Supported arguments:

* `-i VALUE` or `--input=VALUE` – points to the input file with the
description of the SAT formula. If not specified, STDIN will be used
instead.

* `--algorithm=VALUE` – chooses the algorithm. Following options are available:
- `bruteforce` – plain bruteforce "try, check, backtrack"
- `cadical` – references to the [cadical implementation](http://fmv.jku.at/cadical/)
- `dpll` – our prioprietary DPLL implementation. Supports following parameters:
- `dpll-branching` – branching strategy. Possible values:
- `naive`
- `DLIS`
- `DLCS`
- `MOM`
- `Jeroslaw-Wang`
Defaults to `DLCS`.
- `cdcl` – our prioprietary CDCL implementation. Supports following parameters:
- `cdcl-branching` – Branching strategy. Possible values:
- `VSIDS`
Defaults to `VSIDS`.
- `cdcl-restart` – Restart policy. Possible values:
- `fixed`
- `geom`
- `luby`
- `never`
Defaults to `luby`.
- `cdcl-deletion` – Clause deletion strategy. Possible values:
- `berk-min`
- `never`
Defaults to `berk-min`.
- `cdcl-learning` – Learning schema. Possible values:
- `relsat`
Defaults to `relsat`.
- `cdcl-preproc` – Preprocessing techniques. Takes mulitple arguments that shall be executed sequentially:
- `niver` – NiVER
- `tautologies` – Tautologies elimination
- `subsumption` – Self subsumption
Defaults to `cdcl`.

* `-r` or `--return-code` – if set, instructs the solver to exit with return code `1`
if the given formula is satisfied, `0` if not or there was an execution error.

* `--drup=FILE` – Output file for a DRUP proof. Currently supported only with `cdcl` algorithm.

### Return value

Normally the solver returns `0` if the formula was processed successfully and `2` on
execution error. If the `-r` or `--return-code` flag is set, this behaviour is changed [accordingly to the documentation](#Usage).

## `solver-bench`

Benchmarking utility. Will create an SVG plot file with comparison of several solvers.

Execution:
```
cargo run --release --bin solver-bench -- [ARGS]
```

Supported arguments:

* `-i VALUE` or `--input=VALUE` – directory with test files

* `-o VALUE` or `--output=VALUE` – output file for the plot

* `-t VALUE` or `--time=VALUE` – time limit for a single instance in seconds

## `tents`

An example GUI application that solves the famous [tents puzzle](https://brainbashers.com/tents.asp).

Execution:
```
cargo run --release --bin tents
```

# Division of work

Most of the parts of the project were developed in cooperation of all team members.

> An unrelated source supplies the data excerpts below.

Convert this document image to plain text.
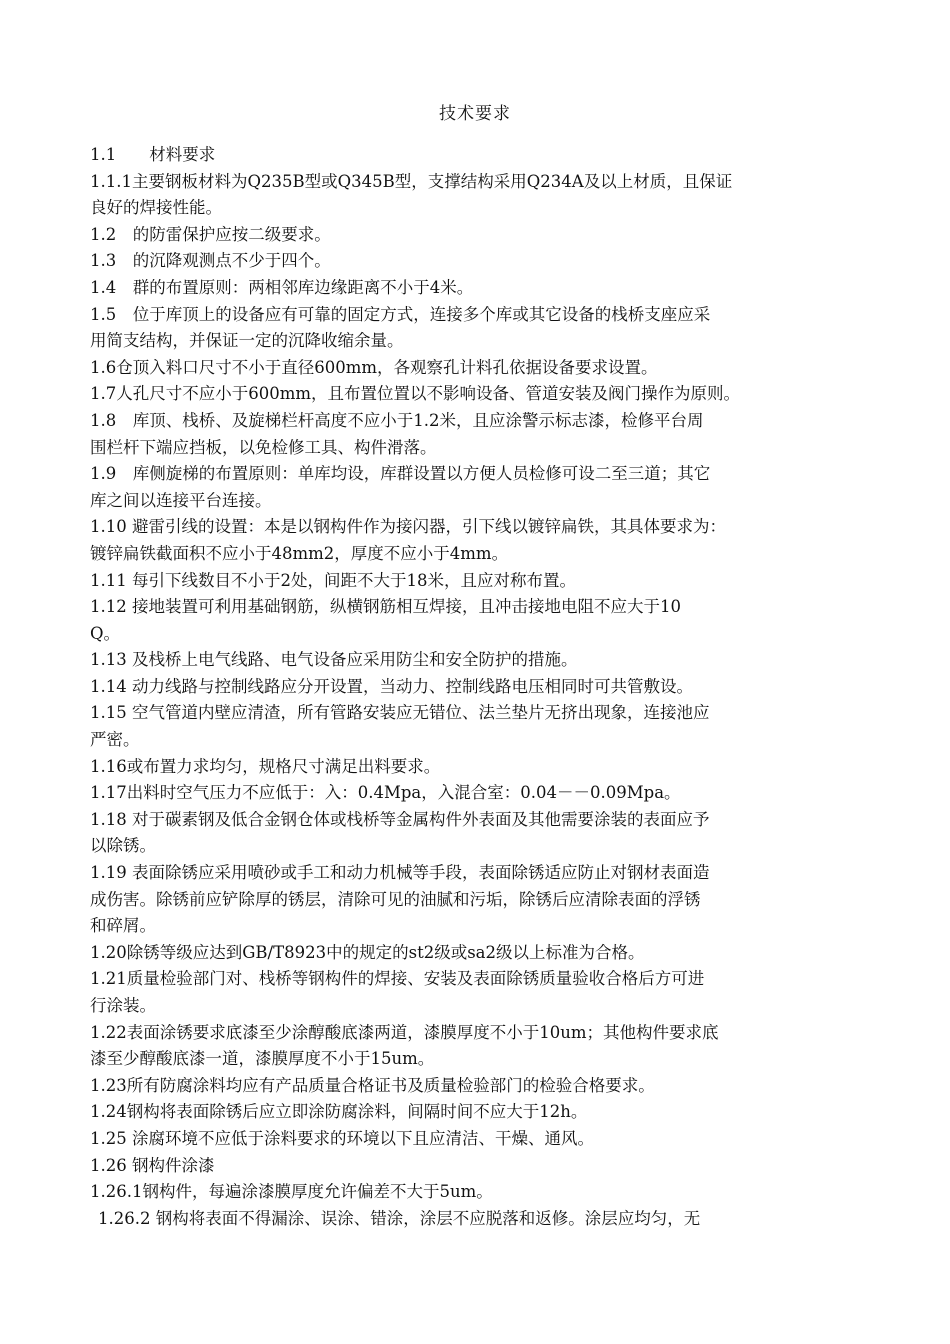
技术要求
1.1　　材料要求
1.1.1主要钢板材料为Q235B型或Q345B型，支撑结构采用Q234A及以上材质，且保证
良好的焊接性能。
1.2　的防雷保护应按二级要求。
1.3　的沉降观测点不少于四个。
1.4　群的布置原则：两相邻库边缘距离不小于4米。
1.5　位于库顶上的设备应有可靠的固定方式，连接多个库或其它设备的栈桥支座应采
用简支结构，并保证一定的沉降收缩余量。
1.6仓顶入料口尺寸不小于直径600mm，各观察孔计料孔依据设备要求设置。
1.7人孔尺寸不应小于600mm，且布置位置以不影响设备、管道安装及阀门操作为原则。
1.8　库顶、栈桥、及旋梯栏杆高度不应小于1.2米，且应涂警示标志漆，检修平台周
围栏杆下端应挡板，以免检修工具、构件滑落。
1.9　库侧旋梯的布置原则：单库均设，库群设置以方便人员检修可设二至三道；其它
库之间以连接平台连接。
1.10 避雷引线的设置：本是以钢构件作为接闪器，引下线以镀锌扁铁，其具体要求为：
镀锌扁铁截面积不应小于48mm2，厚度不应小于4mm。
1.11 每引下线数目不小于2处，间距不大于18米，且应对称布置。
1.12 接地装置可利用基础钢筋，纵横钢筋相互焊接，且冲击接地电阻不应大于10
Q。
1.13 及栈桥上电气线路、电气设备应采用防尘和安全防护的措施。
1.14 动力线路与控制线路应分开设置，当动力、控制线路电压相同时可共管敷设。
1.15 空气管道内壁应清渣，所有管路安装应无错位、法兰垫片无挤出现象，连接池应
严密。
1.16或布置力求均匀，规格尺寸满足出料要求。
1.17出料时空气压力不应低于：入：0.4Mpa，入混合室：0.04－－0.09Mpa。
1.18 对于碳素钢及低合金钢仓体或栈桥等金属构件外表面及其他需要涂装的表面应予
以除锈。
1.19 表面除锈应采用喷砂或手工和动力机械等手段，表面除锈适应防止对钢材表面造
成伤害。除锈前应铲除厚的锈层，清除可见的油腻和污垢，除锈后应清除表面的浮锈
和碎屑。
1.20除锈等级应达到GB/T8923中的规定的st2级或sa2级以上标准为合格。
1.21质量检验部门对、栈桥等钢构件的焊接、安装及表面除锈质量验收合格后方可进
行涂装。
1.22表面涂锈要求底漆至少涂醇酸底漆两道，漆膜厚度不小于10um；其他构件要求底
漆至少醇酸底漆一道，漆膜厚度不小于15um。
1.23所有防腐涂料均应有产品质量合格证书及质量检验部门的检验合格要求。
1.24钢构将表面除锈后应立即涂防腐涂料，间隔时间不应大于12h。
1.25 涂腐环境不应低于涂料要求的环境以下且应清洁、干燥、通风。
1.26 钢构件涂漆
1.26.1钢构件，每遍涂漆膜厚度允许偏差不大于5um。
1.26.2 钢构将表面不得漏涂、误涂、错涂，涂层不应脱落和返修。涂层应均匀，无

However there are some focus points of the contributors that include:

* Radosław Rowicki – Implementation of the CNF library and most of the formula generation algorithm for tents puzzle. Design and implementation of CLI.
* Alexander Lankheit – Design and implementation of GUI, interruptible and timed solvers, property based testing, plotting, benchmarks.
* Korbinian Fedelholzner – DPLL algorithm, random puzzle creation, parsing, unit tests.